In this segment, we're gonna look at the
Diffie-Hellman protocol, which is our
first practical key exchange mechanism. So
let me remind you of the settings. Our
friends here, Alice and Bob, have never
met and yet they wanna exchange a shared
secret key that they can then use to
communicate securely with one another.
In this segment and the next, we're only
gonna be looking at eavesdropping
security. In other words, we only care
about eavesdroppers. The attackers are
actually not allowed to tamper with data
in the network. They're not allowed to
inject packets. They're not allowed to
change packets in any way. All they do is
to just eavesdrop on the traffic. And at
the end of the protocol, the key exchange
protocol our friends Alice and Bob should
have a shared secret key but the attacker
namely the eavesdropper has no idea what
that key's gonna be. In the previous
segment we looked at a key segment called
Merkle puzzles. That's just using block
ciphers or hash functions. And I showed
you that there that basically the attacker
has a quadratic gap compared to the
participants. In other words if the
participants spent time proportional to N
the attacker can break the protocol in
time proportional to N squared. And as a
result that protocol is to insecure to be
considered practical. In this segment we
are going to ask whether we can do the
same thing but now we'd like to achieve an
exponential gap between the attacker's
work Ended up in the participant's work.
In other words, Alice and Bob might do
work proportional to N, but to break the
protocol the attacker is gonna have to do
work proportional to some exponential in
N. So now there's an exponential gap
between the participants work and the
attacker's work. So as I said in the
previous segment we can't achieve this
exponential gap from blog ciphers like AES
or SHA-256. We have to use hard problems
that have more structure than just those
symmetric primitives. And so instead what
we're gonna do is use a little bit of algebra.
In this segment I'm gonna
describe the Diffie-Hellman protocol very
concretely and somewhat informally. When
we're gonna come back to Diffie-Hellman next week
and we're gonna describe the protocol more
abstractly and we're gonna do a much more
rigorous security analysis of this
protocol. Okay, so how does Diffie-Hellman
work? What we're gonna do is, first of
all, we're gonna fix some large prime
which I'm gonna call p. Actually p I'll
usually use to denote primes. And you
should be thinking of really gigantic
primes. Like, primes that are made up of
600 digits are so. And just for those of
you who like to think in binary, a 600
digit prime roughly corresponds to about
2000 bits. So just writing down the prime
takes about two kilo bits of data. And
then we're also gonna fix an integer g
that happens to live in the range one to
p. So these values p and g are parameters
of the Diffie-Hellman protocol. They are
chosen once and they're fixed forever. Now
the protocol works as follow. So here's
our friends Alice and Bob. So what Alice's
going to do is she's gonna starts off by
choosing some random number a in the range 1 to p-1
And then she is gonna compute
the number g to the power of a modulo p.
Okay, so she computes this exponention,
and reduces the result modular the prime p.
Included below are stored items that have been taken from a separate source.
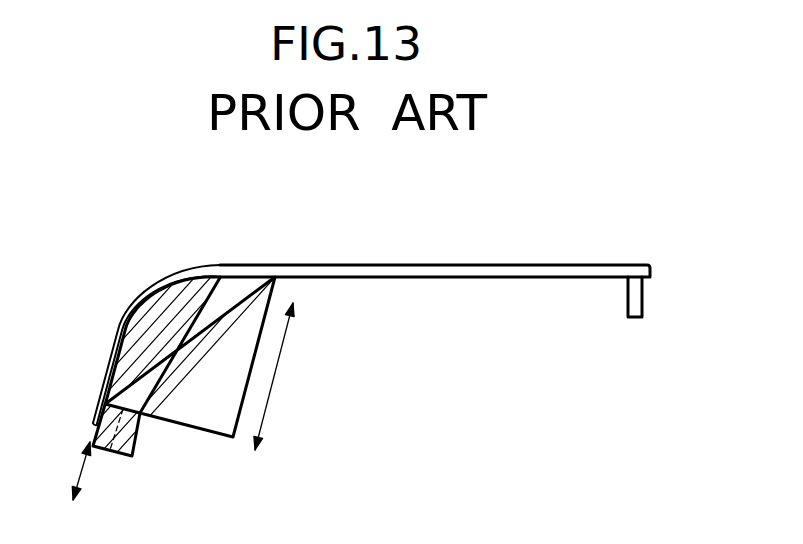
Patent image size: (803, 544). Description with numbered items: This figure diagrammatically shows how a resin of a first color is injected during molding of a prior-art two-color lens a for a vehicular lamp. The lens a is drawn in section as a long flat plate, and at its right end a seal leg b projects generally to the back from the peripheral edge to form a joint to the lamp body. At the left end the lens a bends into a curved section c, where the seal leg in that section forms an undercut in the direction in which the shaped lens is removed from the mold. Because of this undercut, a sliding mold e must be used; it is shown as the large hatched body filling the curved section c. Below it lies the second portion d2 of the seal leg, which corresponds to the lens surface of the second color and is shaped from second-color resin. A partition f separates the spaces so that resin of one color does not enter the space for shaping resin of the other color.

The lens a is at (440, 264).
The seal leg b is at (634, 297).
The curved section c is at (132, 254).
The second portion d2 is at (137, 457).
The sliding mold e is at (210, 418).
The partition f is at (113, 452).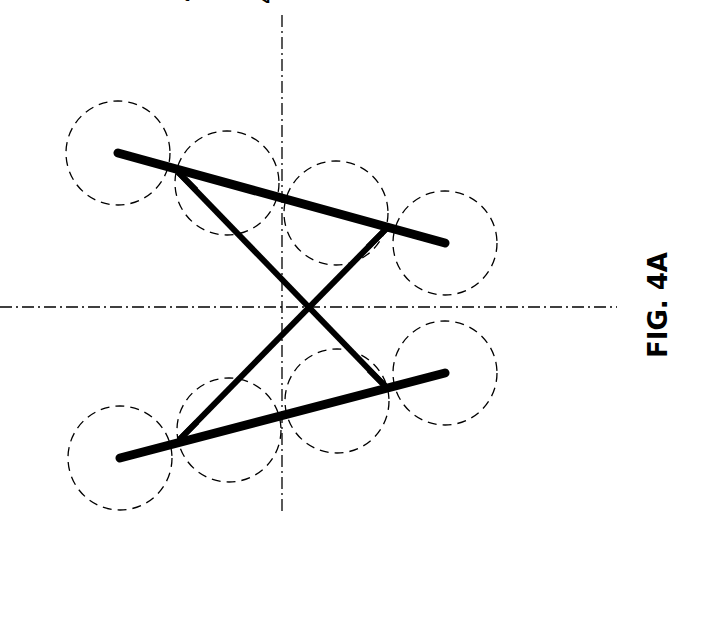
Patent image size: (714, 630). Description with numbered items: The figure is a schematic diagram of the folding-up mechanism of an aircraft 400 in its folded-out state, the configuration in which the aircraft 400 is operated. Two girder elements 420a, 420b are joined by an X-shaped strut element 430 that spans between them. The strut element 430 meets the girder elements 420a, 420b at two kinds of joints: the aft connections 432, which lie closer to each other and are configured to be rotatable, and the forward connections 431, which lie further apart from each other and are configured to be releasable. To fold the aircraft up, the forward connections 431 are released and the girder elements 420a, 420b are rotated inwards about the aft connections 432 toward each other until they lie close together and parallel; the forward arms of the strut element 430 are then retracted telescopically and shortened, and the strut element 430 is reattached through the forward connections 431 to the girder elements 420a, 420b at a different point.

The aircraft 400 is at (582, 111).
The girder element 420a is at (282, 448).
The girder element 420b is at (275, 147).
The X-shaped strut element 430 is at (331, 369).
The forward connection 431 is at (118, 306).
The aft connection 432 is at (475, 330).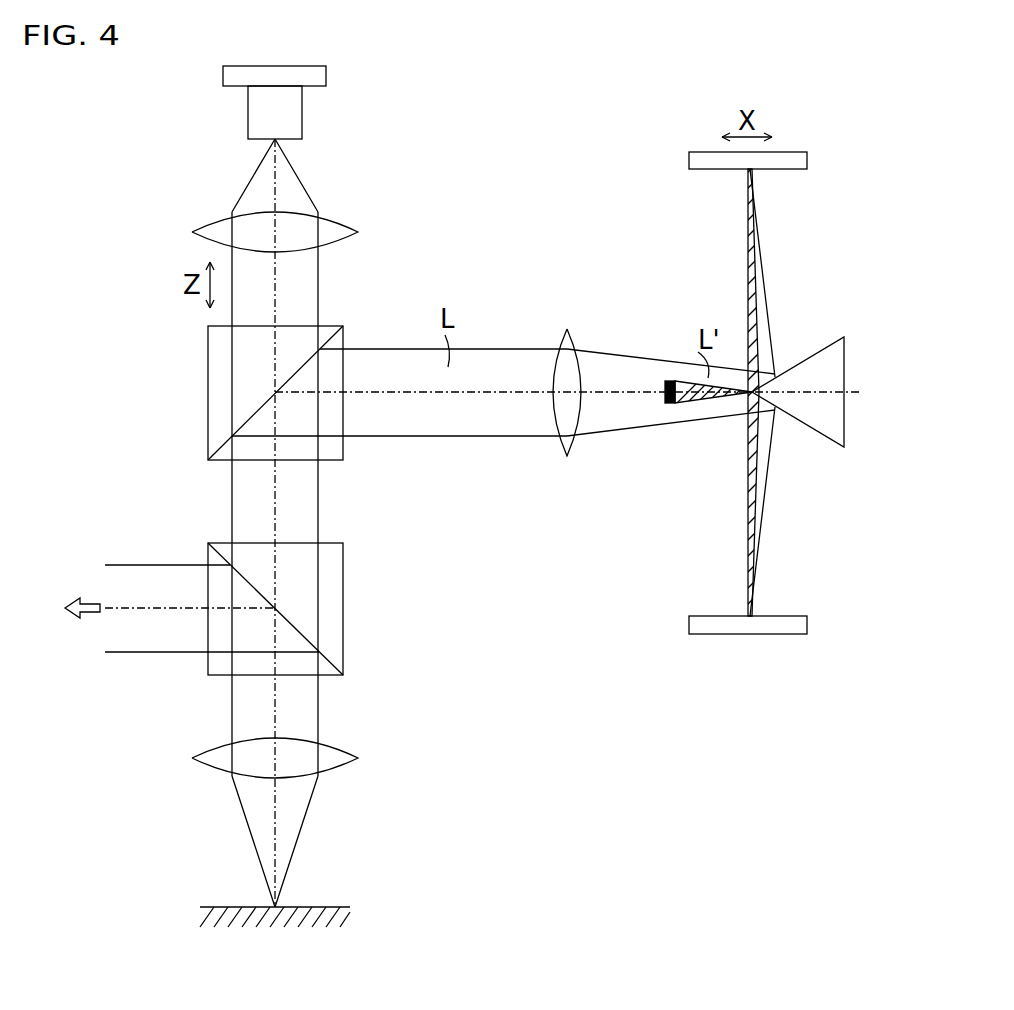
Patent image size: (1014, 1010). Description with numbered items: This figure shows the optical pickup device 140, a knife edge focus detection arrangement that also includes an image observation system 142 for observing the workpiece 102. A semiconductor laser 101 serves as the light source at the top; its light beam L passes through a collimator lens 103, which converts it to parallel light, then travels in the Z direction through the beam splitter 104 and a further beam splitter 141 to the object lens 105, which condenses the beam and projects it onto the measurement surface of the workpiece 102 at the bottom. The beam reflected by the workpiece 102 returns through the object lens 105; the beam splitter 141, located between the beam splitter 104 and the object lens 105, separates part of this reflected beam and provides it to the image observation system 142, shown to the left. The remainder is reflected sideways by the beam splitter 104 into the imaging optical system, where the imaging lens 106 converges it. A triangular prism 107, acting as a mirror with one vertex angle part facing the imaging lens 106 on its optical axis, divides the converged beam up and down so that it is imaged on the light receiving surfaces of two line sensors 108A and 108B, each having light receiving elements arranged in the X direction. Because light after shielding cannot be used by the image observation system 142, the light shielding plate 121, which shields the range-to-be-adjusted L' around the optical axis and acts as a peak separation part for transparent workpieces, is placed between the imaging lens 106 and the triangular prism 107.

The semiconductor laser 101 is at (326, 76).
The workpiece 102 is at (350, 917).
The collimator lens 103 is at (358, 232).
The beam splitter 104 is at (208, 394).
The object lens 105 is at (358, 758).
The imaging lens 106 is at (566, 330).
The triangular prism 107 is at (844, 386).
The line sensor 108A is at (807, 160).
The line sensor 108B is at (807, 625).
The light shielding plate 121 is at (668, 405).
The optical pickup device 140 is at (490, 125).
The beam splitter 141 is at (343, 612).
The image observation system 142 is at (60, 608).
And we're actually going to see how to
compute this efficiently the next module,
so for now just believe me that this
computation can be done efficiently.
Now, let's call capital A the result of this
value. So, what Alice will do is she will
send capital A over to Bob. Now Bob is
going to do the same thing. He's going to
choose a random number b in the range 1
to p-1. He's going to compute g to
the b module of p and let's call this
number B and he's going to send this
number B over to Alice. So Alice sends A
to Bob. Bob sends B. To Alice. And now
they claim that they can generate a shared
secret key. So what's a shared secret key?
Well, it's defined as. Let's call it
K_AB. And it's basically defined as the
value g to the power of a times b. Now the
amazing observation of Diffie-Hellman had
back in 1976 is that in fact both parties
can compute this value g to the ab.
So let's see, Alice can compute this value
because she can take her value B that she
received from Bob. She can take this value
B, raise it to the power of a and, let's
see, what she'll get is g to the b to the
power of b. And by the rules of
exponentiation, g to the power of b to the
power of a is equal to g to the ab. Bob
turns out, can do something similar, so
his goal is to compute g to the a to the b,
which again, is g to the ab, so both
Alice and Bob will have computed K_AB, and
let me ask you, how does Bob actually
compute this quantity g to the ab?
Well so all he does is he takes the value A that
he received from Alice and he raises it to
his own secret b and that gives him the
shared secret g to the ab. So you can see
now that both parties even though they
seemingly computed different values. In
fact they both end up with the same value
namely g ab module p. I should mention by
the way that Martie Hellman and Wig
Diffiie came up with this protocol back in
1976. Martie Hellman was a professor here
at Stanford and Wig Diffie was his
graduate student. They came up with this
protocol and this protocol really changed
the world. In that it introduced this new
age in cryptography. Where now it's not just
about developing block ciphers but it's
actually about designing algebraic
protocols that have properties like the
one we see here. So you notice that what
makes this protocol works is basically
properties of exponentiation. Namely that,
g to the b to the power of a is the same
as g to the a to the power of b, okay?
These are just properties of
exponentiations. Now when I describe a
protocol like the one I just showed you.
The real question that should be in your
mind is not why the protocol works. In
other words, it's very easy to verify
that, in fact, both Alice and Bob end up
with the same secret key. The bigger
question is why is this protocol secure?
In other words, why is it that an
eavesdropper cannot figure out the same
shared key due to the AB that both Alice
and Bob computed by themselves? So let's
analyze this a little bit, then, like I
said, we're gonna do a much more in-depth
analysis next week. But, let's, for now,
just see intuitively why this protocol is
gonna be secure. Well, what does the
eavesdropper see? Well, he sees the prime
and the generator. These are just fixed
forever and everybody knows who they are.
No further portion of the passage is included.